Metadata-Version: 2.4
Name: anntools-bio
Version: 0.1.0
Summary: A CLI-driven AnnData toolkit
Author-email: noam teyssier <22600644+noamteyssier@users.noreply.github.com>
License-File: LICENSE
Requires-Python: >=3.13
Requires-Dist: adpbulk>=0.1.4
Requires-Dist: anndata>=0.12.6
Requires-Dist: scanpy>=1.11.5
Requires-Dist: typer>=0.20.0
Description-Content-Type: text/markdown

# anntools

A command line utility for working with [`AnnData`](https://anndata.readthedocs.io/en/stable/) files.

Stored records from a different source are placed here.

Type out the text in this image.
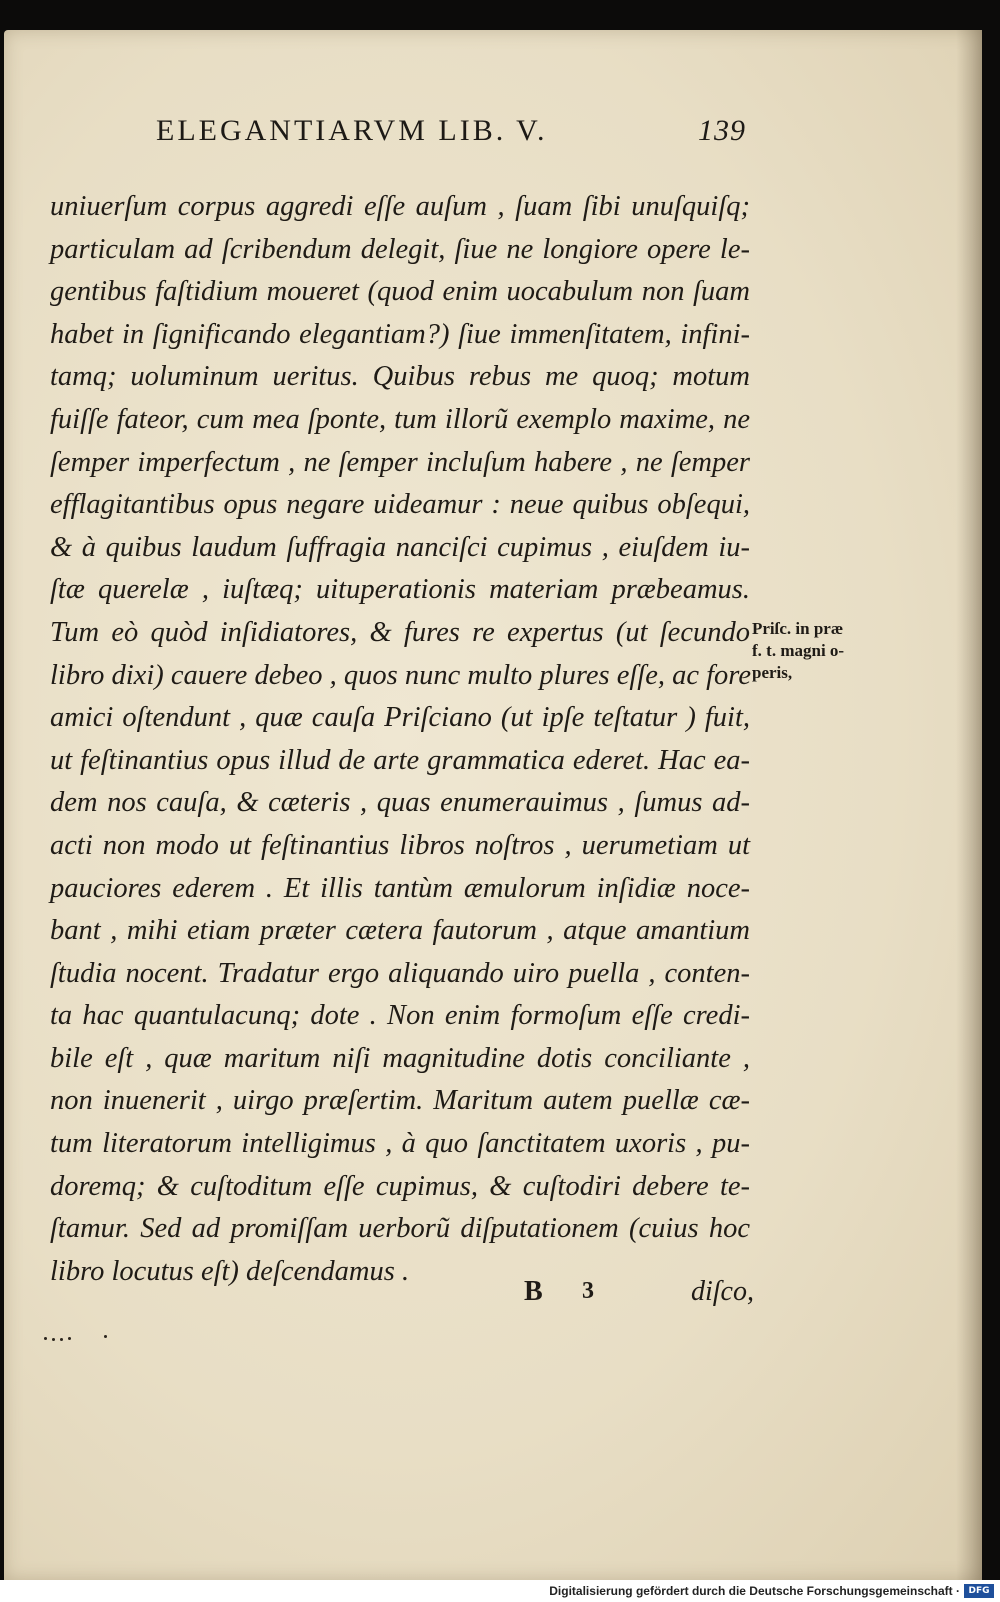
ELEGANTIARVM LIB. V.	139
uniuerſum corpus aggredi eſſe auſum , ſuam ſibi unuſquiſq;
particulam ad ſcribendum delegit, ſiue ne longiore opere le-
gentibus faſtidium moueret (quod enim uocabulum non ſuam
habet in ſignificando elegantiam?) ſiue immenſitatem, infini-
tamq; uoluminum ueritus. Quibus rebus me quoq; motum
fuiſſe fateor, cum mea ſponte, tum illorũ exemplo maxime, ne
ſemper imperfectum , ne ſemper incluſum habere , ne ſemper
efflagitantibus opus negare uideamur : neue quibus obſequi,
& à quibus laudum ſuffragia nanciſci cupimus , eiuſdem iu-
ſtæ querelæ , iuſtæq; uituperationis materiam præbeamus.
Tum eò quòd inſidiatores, & fures re expertus (ut ſecundo
libro dixi) cauere debeo , quos nunc multo plures eſſe, ac fore
amici oſtendunt , quæ cauſa Priſciano (ut ipſe teſtatur ) fuit,
ut feſtinantius opus illud de arte grammatica ederet. Hac ea-
dem nos cauſa, & cæteris , quas enumerauimus , ſumus ad-
acti non modo ut feſtinantius libros noſtros , uerumetiam ut
pauciores ederem . Et illis tantùm æmulorum inſidiæ noce-
bant , mihi etiam præter cætera fautorum , atque amantium
ſtudia nocent. Tradatur ergo aliquando uiro puella , conten-
ta hac quantulacunq; dote . Non enim formoſum eſſe credi-
bile eſt , quæ maritum niſi magnitudine dotis conciliante ,
non inuenerit , uirgo præſertim. Maritum autem puellæ cæ-
tum literatorum intelligimus , à quo ſanctitatem uxoris , pu-
doremq; & cuſtoditum eſſe cupimus, & cuſtodiri debere te-
ſtamur. Sed ad promiſſam uerborũ diſputationem (cuius hoc
libro locutus eſt) deſcendamus .
Priſc. in præ
f. t. magni o-
peris,
B 3	diſco,
Digitalisierung gefördert durch die Deutsche Forschungsgemeinschaft · DFG
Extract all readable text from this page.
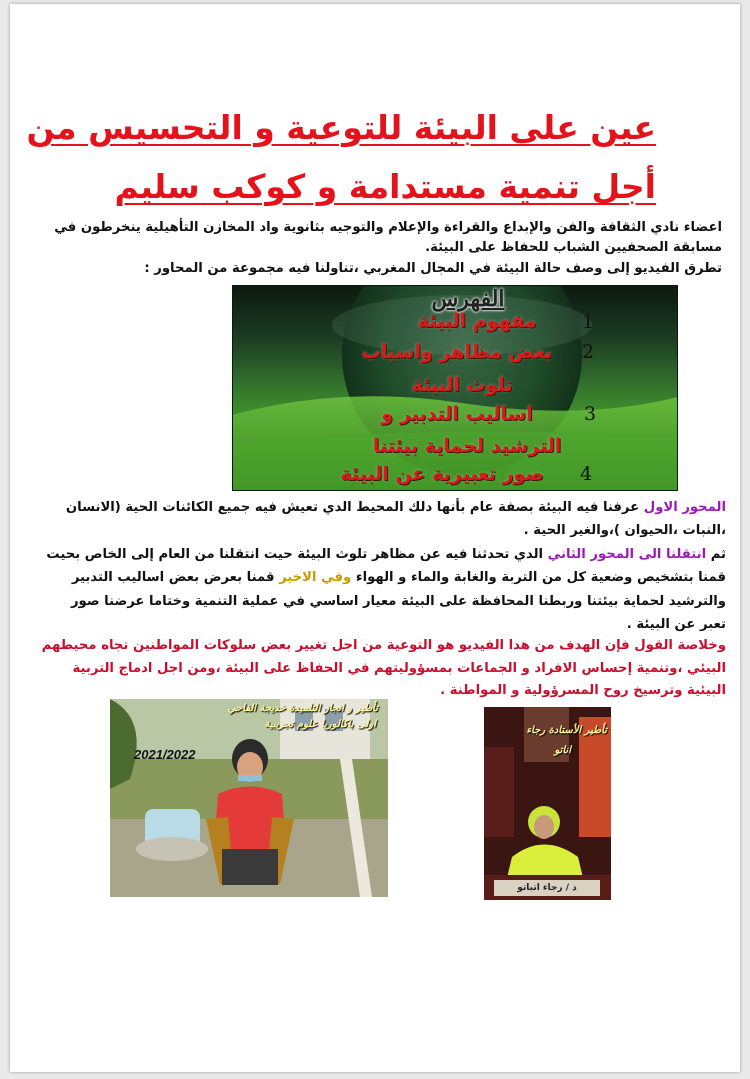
عين على البيئة للتوعية و التحسيس من
أجل تنمية مستدامة و كوكب سليم
اعضاء نادي الثقافة والفن والإبداع والقراءة والإعلام والتوجيه بثانوية واد المخازن التأهيلية ينخرطون في
مسابقة الصحفيين الشباب للحفاظ على البيئة.
تطرق الفيديو إلى وصف حالة البيئة في المجال المغربي ،تناولنا فيه مجموعة من المحاور :
الفهرس
1
مفهوم البيئة
2
بعض مظاهر واسباب
تلوث البيئة
3
اساليب التدبير و
الترشيد لحماية بيئتنا
4
صور تعبيرية عن البيئة
المحور الاول عرفنا فيه البيئة بصفة عام بأنها دلك المحيط الدي تعيش فيه جميع الكائنات الحية (الانسان
،النبات ،الحيوان )،والغير الحية .
ثم انتقلنا الى المحور الثاني الدي تحدثنا فيه عن مظاهر تلوث البيئة حيت انتقلنا من العام إلى الخاص بحيت
قمنا بتشخيص وضعية كل من التربة والغابة والماء و الهواء وفي الاخير قمنا بعرض بعض اساليب التدبير
والترشيد لحماية بيئتنا وربطنا المحافظة على البيئة معيار اساسي في عملية التنمية وختاما عرضنا صور
تعبر عن البيئة .
وخلاصة القول فإن الهدف من هدا الفيديو هو التوعية من اجل تغيير بعض سلوكات المواطنين تجاه محيطهم
البيئي ،وتنمية إحساس الافراد و الجماعات بمسؤوليتهم في الحفاظ على البيئة ،ومن اجل ادماج التربية
البيئية وترسيخ روح المسرؤولية و المواطنة .
تأطير و انجاز التلميدة خديجة الفاحي
اولى باكالوريا علوم تجريبية
2021/2022
تأطير الأستادة رجاء
اناتو
د / رجاء اتباتو
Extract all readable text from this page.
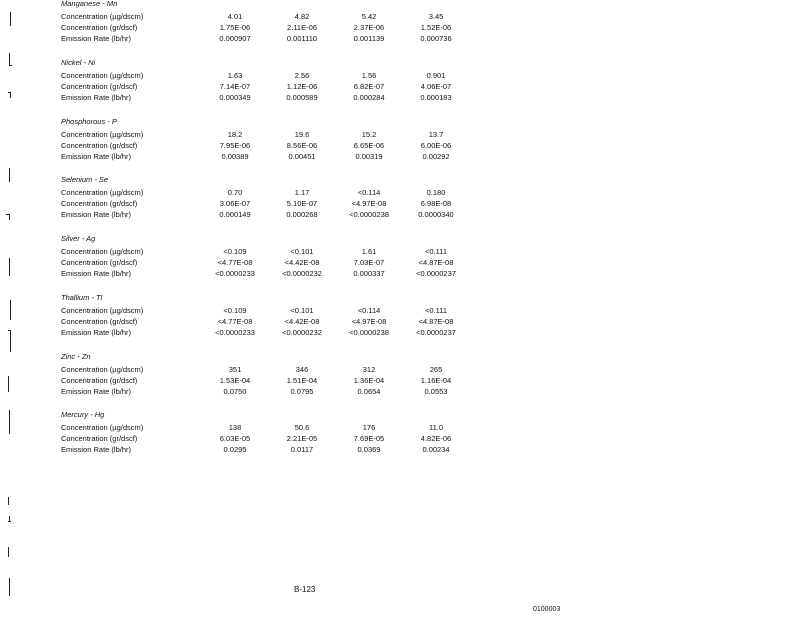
Manganese - Mn
Concentration (µg/dscm)	4.01	4.82	5.42	3.45
Concentration (gr/dscf)	1.75E-06	2.11E-06	2.37E-06	1.52E-06
Emission Rate (lb/hr)	0.000907	0.001110	0.001139	0.000736
Nickel - Ni
Concentration (µg/dscm)	1.63	2.56	1.56	0.901
Concentration (gr/dscf)	7.14E-07	1.12E-06	6.82E-07	4.06E-07
Emission Rate (lb/hr)	0.000349	0.000589	0.000284	0.000183
Phosphorous - P
Concentration (µg/dscm)	18.2	19.6	15.2	13.7
Concentration (gr/dscf)	7.95E-06	8.56E-06	6.65E-06	6.00E-06
Emission Rate (lb/hr)	0.00389	0.00451	0.00319	0.00292
Selenium - Se
Concentration (µg/dscm)	0.70	1.17	<0.114	0.180
Concentration (gr/dscf)	3.06E-07	5.10E-07	<4.97E-08	6.98E-08
Emission Rate (lb/hr)	0.000149	0.000268	<0.0000238	0.0000340
Silver - Ag
Concentration (µg/dscm)	<0.109	<0.101	1.61	<0.111
Concentration (gr/dscf)	<4.77E-08	<4.42E-08	7.03E-07	<4.87E-08
Emission Rate (lb/hr)	<0.0000233	<0.0000232	0.000337	<0.0000237
Thallium - Tl
Concentration (µg/dscm)	<0.109	<0.101	<0.114	<0.111
Concentration (gr/dscf)	<4.77E-08	<4.42E-08	<4.97E-08	<4.87E-08
Emission Rate (lb/hr)	<0.0000233	<0.0000232	<0.0000238	<0.0000237
Zinc - Zn
Concentration (µg/dscm)	351	346	312	265
Concentration (gr/dscf)	1.53E-04	1.51E-04	1.36E-04	1.16E-04
Emission Rate (lb/hr)	0.0750	0.0795	0.0654	0.0553
Mercury - Hg
Concentration (µg/dscm)	138	50.6	176	11.0
Concentration (gr/dscf)	6.03E-05	2.21E-05	7.69E-05	4.82E-06
Emission Rate (lb/hr)	0.0295	0.0117	0.0369	0.00234
B-123
0100003
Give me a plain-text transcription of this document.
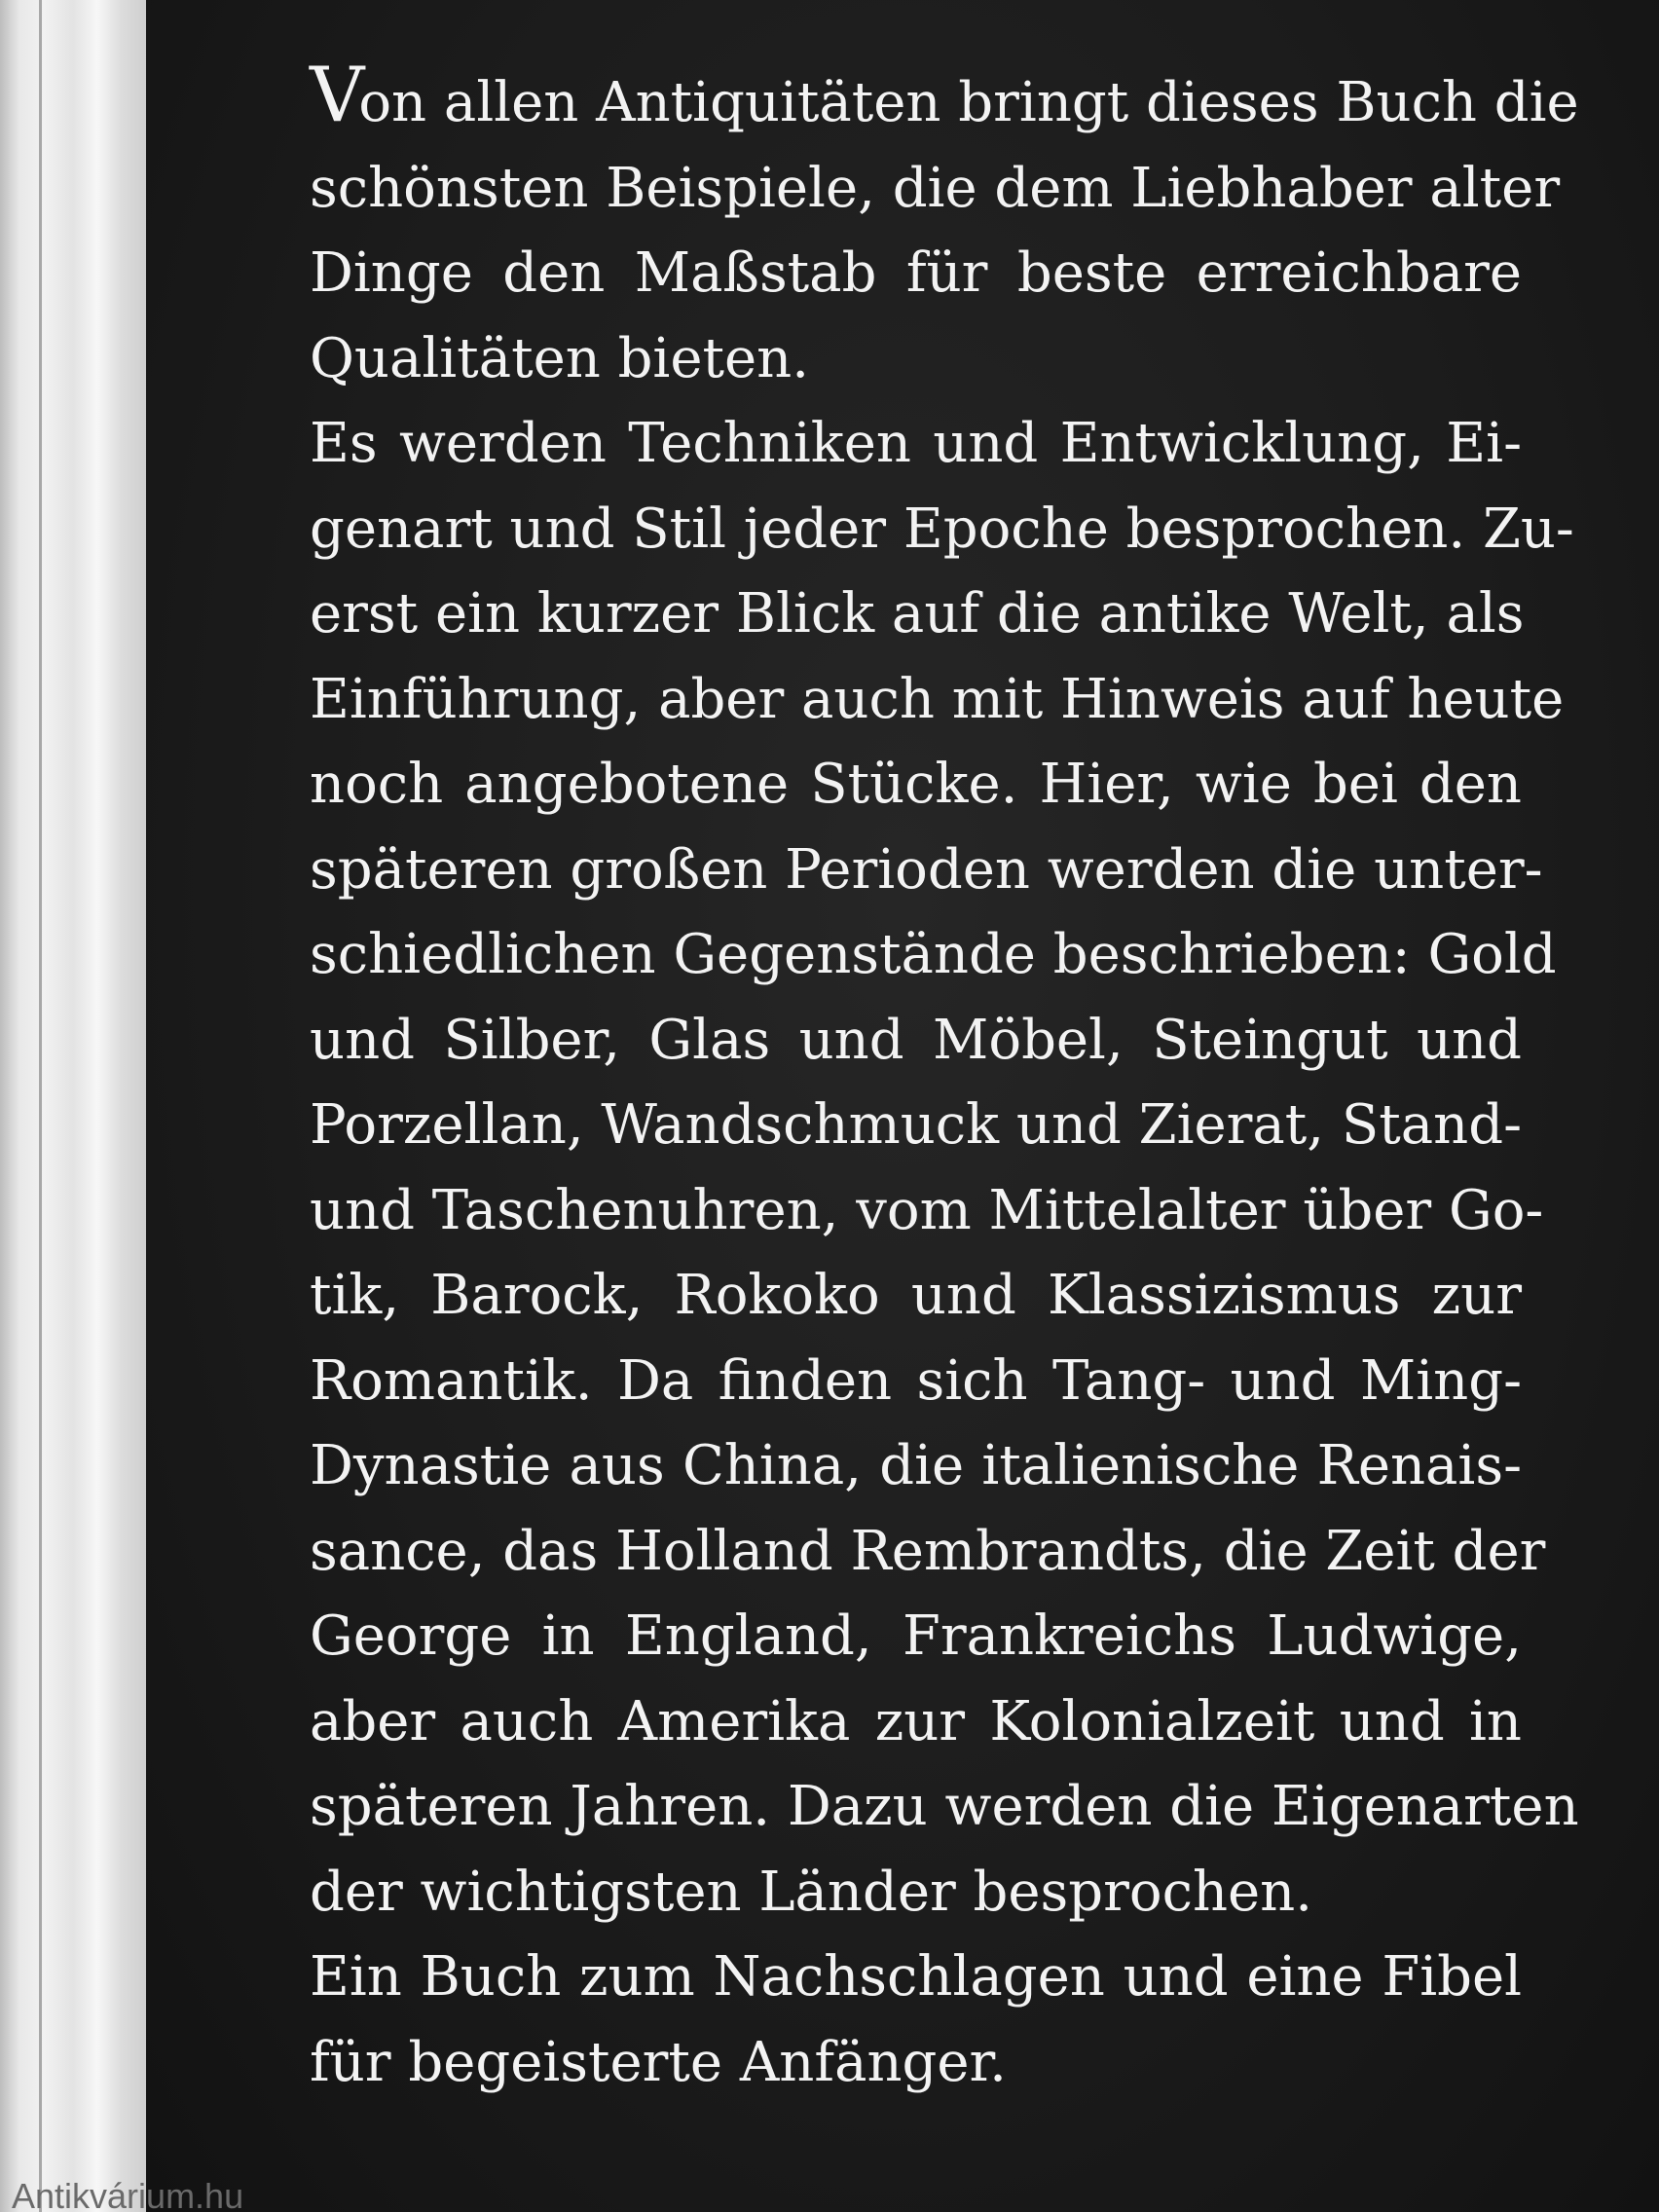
Von allen Antiquitäten bringt dieses Buch die
schönsten Beispiele, die dem Liebhaber alter
Dinge den Maßstab für beste erreichbare
Qualitäten bieten.
Es werden Techniken und Entwicklung, Ei-
genart und Stil jeder Epoche besprochen. Zu-
erst ein kurzer Blick auf die antike Welt, als
Einführung, aber auch mit Hinweis auf heute
noch angebotene Stücke. Hier, wie bei den
späteren großen Perioden werden die unter-
schiedlichen Gegenstände beschrieben: Gold
und Silber, Glas und Möbel, Steingut und
Porzellan, Wandschmuck und Zierat, Stand-
und Taschenuhren, vom Mittelalter über Go-
tik, Barock, Rokoko und Klassizismus zur
Romantik. Da finden sich Tang- und Ming-
Dynastie aus China, die italienische Renais-
sance, das Holland Rembrandts, die Zeit der
George in England, Frankreichs Ludwige,
aber auch Amerika zur Kolonialzeit und in
späteren Jahren. Dazu werden die Eigenarten
der wichtigsten Länder besprochen.
Ein Buch zum Nachschlagen und eine Fibel
für begeisterte Anfänger.
Antikvárium.hu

`anntools` provides tools to manipulate, analyze, and transform AnnData (`.h5ad`) files commonly used in single-cell genomics. It offers efficient operations for quality control, downsampling, concatenation, pseudobulking, and more.

## Installation

`anntools` can be installed using `uv` or `pip`:

```bash
# Using uv (recommended)
uv tool install anntools

# Using pip
pip install anntools

# From source
git clone https://github.com/noamteyssier/anntools.git
cd anntools
uv tool install -U -e .
```

## Usage

```bash
# Get help information
anntools --help

# Get help for specific commands
anntools downsample --help
anntools concat --help
anntools info --help
```

## Commands

### `info`
Display comprehensive information about an h5ad file including shape, sparsity, layers, and metadata.

```bash
# Basic info
anntools info input.h5ad

# Detailed info with metadata summaries
anntools info input.h5ad -v
```

### `downsample`
Downsample UMIs or cells to a specified fraction.

```bash
# Downsample UMIs using binomial sampling
anntools downsample input.h5ad 0.5 -o output.h5ad

# Downsample cells
anntools downsample input.h5ad 0.8 --which cells

# Use multinomial sampling
anntools downsample input.h5ad 0.5 --method multinomial

# Set random seed for reproducibility
anntools downsample input.h5ad 0.5 --seed 42
```

### `concat`
Concatenate multiple h5ad files along the observation axis.

```bash
# Concatenate with inner join (only common variables)
anntools concat output.h5ad file1.h5ad file2.h5ad file3.h5ad

# Concatenate with outer join (all variables)
anntools concat output.h5ad file1.h5ad file2.h5ad --join outer

# Add batch labels
anntools concat output.h5ad file1.h5ad file2.h5ad --batch-key batch

# Specify custom batch labels
anntools concat output.h5ad file1.h5ad file2.h5ad --batch-key batch --batch-categories "ctrl,treat"
```

### `pseudobulk`
Aggregate single-cell data into pseudobulk profiles.

```bash
# Pseudobulk by cell type
anntools pseudobulk input.h5ad cell_type -o output.h5ad

# Pseudobulk by multiple grouping variables
anntools pseudobulk input.h5ad cell_type sample_id

# Use different aggregation methods
anntools pseudobulk input.h5ad cell_type --method sum
anntools pseudobulk input.h5ad cell_type --method median

# Pseudobulk a specific layer
anntools pseudobulk input.h5ad cell_type --layer counts
```

### `qc`
Calculate quality control metrics.

```bash
# Add QC metrics to a new file
anntools qc input.h5ad -o output_qc.h5ad

# Replace existing file with QC metrics
anntools qc input.h5ad --replace
```

### `sparse`
Convert data to CSR sparse format.

```bash
# Convert to sparse format
anntools sparse input.h5ad -o output_sparse.h5ad

# Replace existing file
anntools sparse input.h5ad --replace
```

### `view-obs` / `view-var`
Export observation or variable metadata to TSV.

```bash
# View observation metadata
anntools view-obs input.h5ad > obs.tsv

# View variable metadata
anntools view-var input.h5ad > var.tsv
```

## License

MIT License - see [LICENSE](LICENSE) for details.